See for Deal Structure general discussion.
In BVX, non-compete payments are a purchase price allocation, and hence are part of the Enterprise Value, not in addition to it.
Amount A specific amount or 0 (zero) for non-compete allocation
Interest % interest rate on the Non-compete payments
Years # of years for non-compete payments, or
0 (zero) for a 5-year balloon payment, or
C if non-compete payments are part of cash at closing
Payments Fixed principal, variable interest
Other Non-compete is amortized over 15 years and the amortization is deducted from taxes, regardless of when non-compete payments are made.

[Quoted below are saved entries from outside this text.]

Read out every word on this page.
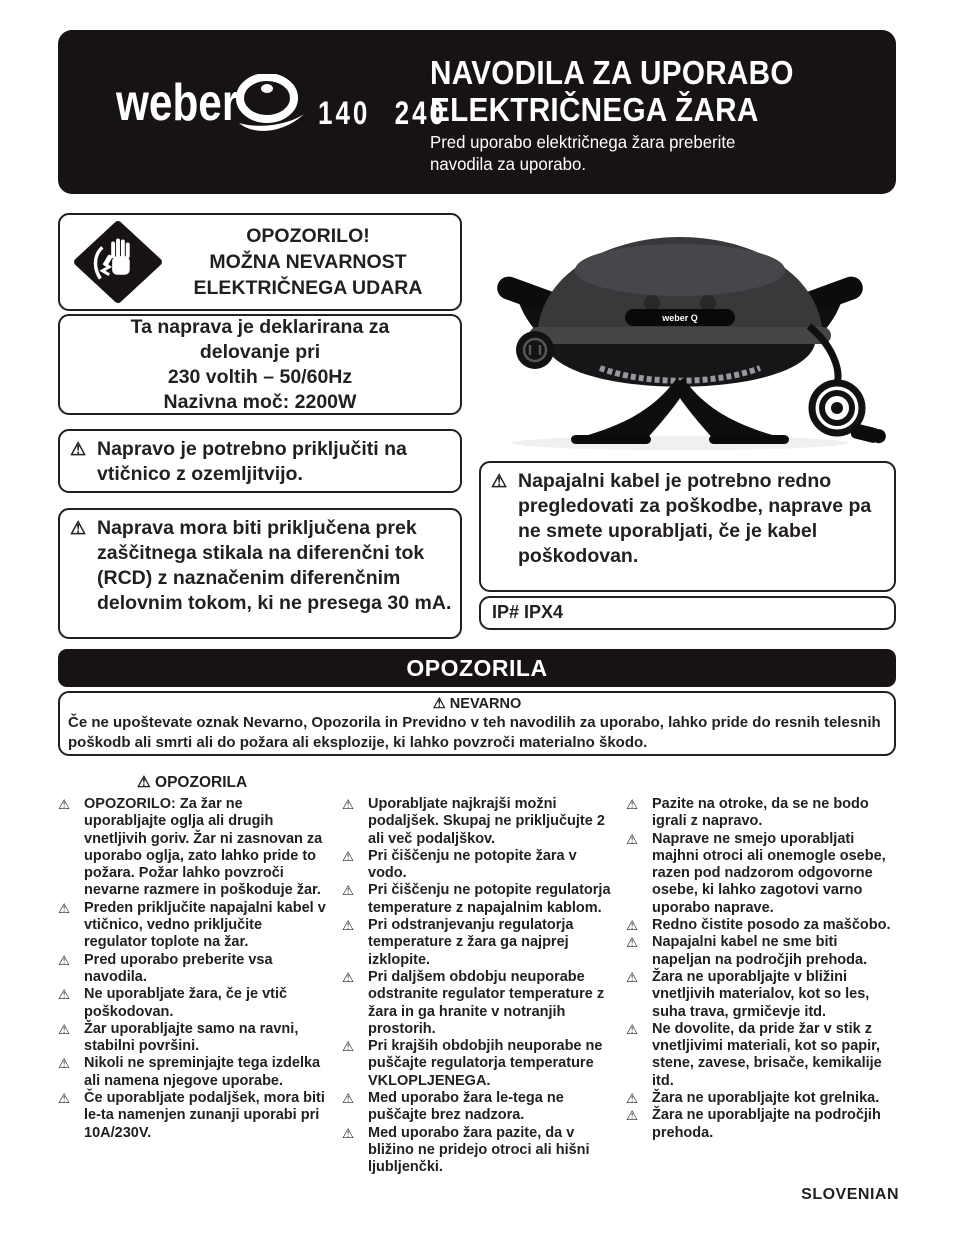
weber	140 240
NAVODILA ZA UPORABO
ELEKTRIČNEGA ŽARA
Pred uporabo električnega žara preberite
navodila za uporabo.
OPOZORILO!
MOŽNA NEVARNOST
ELEKTRIČNEGA UDARA
Ta naprava je deklarirana za
delovanje pri
230 voltih – 50/60Hz
Nazivna moč: 2200W
⚠ Napravo je potrebno priključiti na vtičnico z ozemljitvijo.
⚠ Naprava mora biti priključena prek zaščitnega stikala na diferenčni tok (RCD) z naznačenim diferenčnim delovnim tokom, ki ne presega 30 mA.
weber Q
⚠ Napajalni kabel je potrebno redno pregledovati za poškodbe, naprave pa ne smete uporabljati, če je kabel poškodovan.
IP# IPX4
OPOZORILA
⚠ NEVARNO
Če ne upoštevate oznak Nevarno, Opozorila in Previdno v teh navodilih za uporabo, lahko pride do resnih telesnih poškodb ali smrti ali do požara ali eksplozije, ki lahko povzroči materialno škodo.
⚠ OPOZORILA
⚠ OPOZORILO: Za žar ne uporabljajte oglja ali drugih vnetljivih goriv. Žar ni zasnovan za uporabo oglja, zato lahko pride to požara. Požar lahko povzroči nevarne razmere in poškoduje žar.
⚠ Preden priključite napajalni kabel v vtičnico, vedno priključite regulator toplote na žar.
⚠ Pred uporabo preberite vsa navodila.
⚠ Ne uporabljate žara, če je vtič poškodovan.
⚠ Žar uporabljajte samo na ravni, stabilni površini.
⚠ Nikoli ne spreminjajte tega izdelka ali namena njegove uporabe.
⚠ Če uporabljate podaljšek, mora biti le-ta namenjen zunanji uporabi pri 10A/230V.
⚠ Uporabljate najkrajši možni podaljšek. Skupaj ne priključujte 2 ali več podaljškov.
⚠ Pri čiščenju ne potopite žara v vodo.
⚠ Pri čiščenju ne potopite regulatorja temperature z napajalnim kablom.
⚠ Pri odstranjevanju regulatorja temperature z žara ga najprej izklopite.
⚠ Pri daljšem obdobju neuporabe odstranite regulator temperature z žara in ga hranite v notranjih prostorih.
⚠ Pri krajših obdobjih neuporabe ne puščajte regulatorja temperature VKLOPLJENEGA.
⚠ Med uporabo žara le-tega ne puščajte brez nadzora.
⚠ Med uporabo žara pazite, da v bližino ne pridejo otroci ali hišni ljubljenčki.
⚠ Pazite na otroke, da se ne bodo igrali z napravo.
⚠ Naprave ne smejo uporabljati majhni otroci ali onemogle osebe, razen pod nadzorom odgovorne osebe, ki lahko zagotovi varno uporabo naprave.
⚠ Redno čistite posodo za maščobo.
⚠ Napajalni kabel ne sme biti napeljan na področjih prehoda.
⚠ Žara ne uporabljajte v bližini vnetljivih materialov, kot so les, suha trava, grmičevje itd.
⚠ Ne dovolite, da pride žar v stik z vnetljivimi materiali, kot so papir, stene, zavese, brisače, kemikalije itd.
⚠ Žara ne uporabljajte kot grelnika.
⚠ Žara ne uporabljajte na področjih prehoda.
SLOVENIAN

Sell-side advisors often insist that non-compete payments are in addition to the purchase price. This is OK only if the buyer insists on a non-compete agreement knowing that the future profits of the business are not going to get compromised even if the seller competes after the sale. (Note: In this situation one should question the buyer's need for the non-compete agreement anyway). However, in real life business's future profits are usually at risk if the seller is likely to compete after the sale. In this situation if the purchase price is based on profit projections that assume no such risk, then the buyer should not pay an additional amount for the non-compete agreement. The buyer is entitled to receive, as part of the purchase price, all assets required to generate the expected profits, including the non-compete asset. Often the actual amount allocated to non-compete is influenced by tax-motivations rather than just for the non-compete purpose.
- Enter the $ amount allocated to Non-compete payments.
- Enter the % Interest on the Non-compete payments.
- Enter the repayment period in # of Years for the Non-compete amount. For example, if 5 is entered as the number of years, BVX will pay down the non-compete amount uniformly over 5 years. Do not enter fractional years.
- Enter 0 (zero) if the Non-compete payment is a five-year balloon payment (BVX does not allow a non-compete balloon payment less than 5 years).
- Enter C (for Cash) if the Non-compete amount is pre-paid as part of the up-front cash payment.
BVX pays accrued interest and amortizes the non-compete amount in uniform annual principal payments over the # of years specified beginning with the first year post-acquisition. (Example: Assume Non-compete = 1000, interest = 10% and Years = 5. Year - 1 debt service will be 300, consisting of 100 for interest and 200 for principal. At the end of Year - 1 outstanding debt will be 800. Year - 2 debt service will be 280, consisting of 80 for interest and 200 for principal.)
Note: BVX amortizes the non-compete amount over 15 years, regardless of how non-compete payments are made. Non-compete amortization reduces taxable income in both the Asset purchase and the Stock purchase.